拓跋焘闻知赫连勃勃诸子为了皇位互相攻伐,导致关中大乱,拓跋焘遂乘机西伐消灭胡夏。
元嘉三年,刘义隆宣布徐羡之、傅亮及谢晦擅杀少帝及刘义真的罪行,要将徐羡之及傅亮治罪,并决定亲征谢晦,命雍州刺史刘粹、南兖州刺史檀道济、中领军到彦之先行出兵。
徐羡之闻讯自杀,傅亮被捕处死,谢晦则出兵反抗,但知檀道济协助刘义隆讨伐即惶恐不已,无计可施。不久谢晦军队溃散,谢晦试图逃走,但被擒处死。
同年九月,天气暴寒,河水冰冻,拓跋焘遂帅轻骑二万从冰上渡河,兵至黑水,离统万城仅三十余里,正是冬至日,赫连昌在宫中大宴群臣,突闻消息,上下惊恐。

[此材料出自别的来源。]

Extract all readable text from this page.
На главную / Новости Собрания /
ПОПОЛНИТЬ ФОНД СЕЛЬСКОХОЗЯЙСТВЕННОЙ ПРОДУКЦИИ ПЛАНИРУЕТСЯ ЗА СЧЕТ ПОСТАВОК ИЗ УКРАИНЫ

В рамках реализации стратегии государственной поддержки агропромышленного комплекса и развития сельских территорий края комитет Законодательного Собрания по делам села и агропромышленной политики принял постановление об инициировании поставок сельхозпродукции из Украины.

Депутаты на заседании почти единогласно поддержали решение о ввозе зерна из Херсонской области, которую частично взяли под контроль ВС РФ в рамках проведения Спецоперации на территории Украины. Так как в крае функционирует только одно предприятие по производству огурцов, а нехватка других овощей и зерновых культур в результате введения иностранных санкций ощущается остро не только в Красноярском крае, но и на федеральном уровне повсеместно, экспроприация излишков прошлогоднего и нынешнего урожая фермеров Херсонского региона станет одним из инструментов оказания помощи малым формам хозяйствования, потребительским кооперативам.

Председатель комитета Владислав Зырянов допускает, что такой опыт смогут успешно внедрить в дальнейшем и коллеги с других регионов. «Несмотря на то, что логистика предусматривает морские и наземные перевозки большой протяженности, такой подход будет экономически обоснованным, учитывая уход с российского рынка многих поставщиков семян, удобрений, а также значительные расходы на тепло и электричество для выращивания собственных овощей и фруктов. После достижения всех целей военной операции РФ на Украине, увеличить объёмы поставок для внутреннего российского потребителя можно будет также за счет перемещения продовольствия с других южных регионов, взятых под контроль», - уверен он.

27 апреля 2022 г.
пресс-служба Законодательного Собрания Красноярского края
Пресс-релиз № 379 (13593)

赫连昌匆促领兵迎战,大败而退,城门未及关闭,魏军乘势攻入西门。
赫连昌退入宫内,紧闭大门,拓跋焘见一时难以攻下,遂于第二天分兵四掠,获牛马十余万头,徙民户万余家而归。与此同时,另两路魏军亦先后占领弘农、蒲坂、长安。
魏军攻大夏都城统万城时,拓跋焘将主力埋伏在山谷中,以少量骑兵直抵城下,故意示弱,诱固守之夏军脱离坚城,当夏军出城追逐时,又采纳崔浩分兵潜出袭其后之计,大获全胜,俘虏赫连昌,赫连定即位于平凉。
次年,拓跋焘再攻大夏,夺取安定、平凉、长安、临晋、武功等地,赫连定惧怕北魏的逼迫,劫持西秦的百姓十余万人,从治城渡过黄河,打算袭击北凉国主沮渠蒙逊,夺取北凉的国土。
吐谷浑可汗慕容慕派遣益州刺史慕容慕利延、宁州刺史慕容拾虔统率三万骑兵,乘夏军渡河过了一半,截击夏军,赫连定被擒,存在了二十四年的胡夏帝国灭亡。